Though she forced herself to be civil to Gilbert Speid, and felt no actual enmity towards him, everything to do with him was hateful to her. Cecilia, whom she loved as a daughter, and to whom she clung more closely with each passing year, would be cut off from her, not in love nor in gratitude, as she knew well enough, but by the barrier of such surroundings as she, Lady Eliza, could never induce herself to penetrate. That house from which, as she passed its gates, she was wont to avert her face, would be Cecilia’s home. For some time she had been schooling herself to the idea of their parting. When Crauford’s laborious courtship had ended in failure, she had been glad; but, in comparison to this new suitor, she would have welcomed him with open arms. He had a blameless character, an even temper, excellent prospects, and no distance to which he could have transported Cecilia would divide them so surely as the few miles which separated Morphie from Whanland. She would hear her called ‘Mrs. Speid’; she would probably see her the mother of children in whose veins ran the blood of the woman she abhorred. The tempest of her feelings stifled all justice and all reason.

‘Why did you not take Crauford Fordyce, if your heart was set on leaving me?’ she cried.

The thrust pierced Cecilia like a knife, but she knew that it was not the real Lady Eliza who had dealt it.

‘I did not care for him,’ she replied, ‘and I love Gilbert Speid.’

‘He is not Gilbert Speid!’ burst out her companion; ‘he is no more Speid than you are! He is nothing of the sort; he is an impostor—a man of no name!’

‘An impostor, ma’am?’

‘His mother was a bad woman.
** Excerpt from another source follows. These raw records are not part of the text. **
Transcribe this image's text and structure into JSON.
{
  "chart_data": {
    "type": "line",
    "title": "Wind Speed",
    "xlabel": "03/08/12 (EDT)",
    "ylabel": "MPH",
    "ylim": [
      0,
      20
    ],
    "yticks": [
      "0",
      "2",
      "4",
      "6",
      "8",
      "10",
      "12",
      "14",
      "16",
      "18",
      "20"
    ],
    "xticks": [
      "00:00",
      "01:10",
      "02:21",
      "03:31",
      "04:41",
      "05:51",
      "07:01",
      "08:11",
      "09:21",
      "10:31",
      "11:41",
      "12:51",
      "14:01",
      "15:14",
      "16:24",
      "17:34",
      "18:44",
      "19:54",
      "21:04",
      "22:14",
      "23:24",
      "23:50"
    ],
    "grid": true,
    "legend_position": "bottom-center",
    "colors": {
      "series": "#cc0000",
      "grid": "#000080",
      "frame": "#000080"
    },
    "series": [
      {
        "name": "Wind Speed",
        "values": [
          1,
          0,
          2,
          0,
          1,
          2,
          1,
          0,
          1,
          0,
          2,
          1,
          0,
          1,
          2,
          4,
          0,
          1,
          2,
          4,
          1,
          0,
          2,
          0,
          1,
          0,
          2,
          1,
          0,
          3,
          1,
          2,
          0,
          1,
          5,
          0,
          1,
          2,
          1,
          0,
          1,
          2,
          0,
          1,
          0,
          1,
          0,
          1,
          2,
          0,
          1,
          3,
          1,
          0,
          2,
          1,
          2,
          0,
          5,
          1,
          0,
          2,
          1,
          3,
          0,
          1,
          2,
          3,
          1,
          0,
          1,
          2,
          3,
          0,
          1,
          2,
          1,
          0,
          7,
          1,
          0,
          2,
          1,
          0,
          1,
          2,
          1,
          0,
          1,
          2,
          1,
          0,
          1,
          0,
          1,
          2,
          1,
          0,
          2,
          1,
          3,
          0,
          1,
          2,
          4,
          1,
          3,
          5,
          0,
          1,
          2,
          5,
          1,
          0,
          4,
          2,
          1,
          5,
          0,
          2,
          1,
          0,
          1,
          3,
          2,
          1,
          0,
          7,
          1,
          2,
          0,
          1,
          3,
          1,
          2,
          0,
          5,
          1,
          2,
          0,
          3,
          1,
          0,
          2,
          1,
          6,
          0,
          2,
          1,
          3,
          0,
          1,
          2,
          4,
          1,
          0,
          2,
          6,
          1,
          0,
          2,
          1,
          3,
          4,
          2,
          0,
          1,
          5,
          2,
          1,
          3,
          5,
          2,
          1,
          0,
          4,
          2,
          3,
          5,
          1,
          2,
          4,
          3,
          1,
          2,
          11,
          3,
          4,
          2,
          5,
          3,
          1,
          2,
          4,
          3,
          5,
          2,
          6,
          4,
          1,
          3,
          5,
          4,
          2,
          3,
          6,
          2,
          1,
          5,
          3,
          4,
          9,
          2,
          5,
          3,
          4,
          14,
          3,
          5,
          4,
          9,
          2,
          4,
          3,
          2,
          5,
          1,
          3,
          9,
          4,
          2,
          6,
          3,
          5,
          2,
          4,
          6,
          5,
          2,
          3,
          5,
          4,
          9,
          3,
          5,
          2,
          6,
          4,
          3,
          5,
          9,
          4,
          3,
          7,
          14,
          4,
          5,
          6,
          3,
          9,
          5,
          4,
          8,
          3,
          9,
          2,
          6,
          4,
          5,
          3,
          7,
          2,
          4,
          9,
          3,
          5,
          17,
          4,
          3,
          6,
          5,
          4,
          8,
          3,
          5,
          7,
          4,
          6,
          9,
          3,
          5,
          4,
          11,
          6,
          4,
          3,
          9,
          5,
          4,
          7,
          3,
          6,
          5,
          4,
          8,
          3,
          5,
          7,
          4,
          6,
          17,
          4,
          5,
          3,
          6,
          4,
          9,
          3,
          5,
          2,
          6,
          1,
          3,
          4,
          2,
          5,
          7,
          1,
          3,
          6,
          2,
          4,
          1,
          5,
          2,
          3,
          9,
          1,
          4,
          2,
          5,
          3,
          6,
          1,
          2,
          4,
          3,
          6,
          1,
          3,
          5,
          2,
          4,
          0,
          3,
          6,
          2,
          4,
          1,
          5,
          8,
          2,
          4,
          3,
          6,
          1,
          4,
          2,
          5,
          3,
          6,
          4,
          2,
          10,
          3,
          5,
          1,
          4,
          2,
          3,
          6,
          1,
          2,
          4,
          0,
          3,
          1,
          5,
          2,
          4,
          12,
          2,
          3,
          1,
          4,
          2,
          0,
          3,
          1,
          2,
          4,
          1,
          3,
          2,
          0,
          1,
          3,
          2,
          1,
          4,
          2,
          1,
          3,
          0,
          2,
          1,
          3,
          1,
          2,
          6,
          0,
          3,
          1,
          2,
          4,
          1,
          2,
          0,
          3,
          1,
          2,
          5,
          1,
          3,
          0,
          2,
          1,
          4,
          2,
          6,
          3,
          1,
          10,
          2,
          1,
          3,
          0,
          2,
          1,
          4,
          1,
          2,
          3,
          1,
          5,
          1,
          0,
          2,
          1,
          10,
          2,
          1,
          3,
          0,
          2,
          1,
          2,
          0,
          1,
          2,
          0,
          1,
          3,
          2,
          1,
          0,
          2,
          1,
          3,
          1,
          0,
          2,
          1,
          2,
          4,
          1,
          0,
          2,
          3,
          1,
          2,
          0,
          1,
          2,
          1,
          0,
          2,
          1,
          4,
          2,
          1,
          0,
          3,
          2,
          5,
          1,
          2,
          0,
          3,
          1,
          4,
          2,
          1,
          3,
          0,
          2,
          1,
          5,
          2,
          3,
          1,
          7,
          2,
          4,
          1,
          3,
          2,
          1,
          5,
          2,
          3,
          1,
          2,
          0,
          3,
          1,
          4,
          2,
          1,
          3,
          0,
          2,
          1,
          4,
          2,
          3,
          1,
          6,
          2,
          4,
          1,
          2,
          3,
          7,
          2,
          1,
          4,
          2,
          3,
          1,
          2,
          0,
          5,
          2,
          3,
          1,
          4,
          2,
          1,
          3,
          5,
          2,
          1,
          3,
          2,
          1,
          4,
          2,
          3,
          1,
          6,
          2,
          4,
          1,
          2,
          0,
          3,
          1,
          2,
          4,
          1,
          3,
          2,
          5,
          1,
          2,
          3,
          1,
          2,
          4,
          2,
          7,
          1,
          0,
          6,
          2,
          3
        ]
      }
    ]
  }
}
I would rather see you dead than married to him! If you wanted to break my heart, Cecilia, you could not have taken a better way of doing it.’

‘Do you mean that he is not Mr. Speid’s son?’ said Cecilia, her face the colour of a sheet of paper.

‘Yes, I do. He has no business in that house; he has no right to be here; his whole position is a shameful pretence and a lie.’

‘But Whanland is his. He has every right to be there, ma’am.’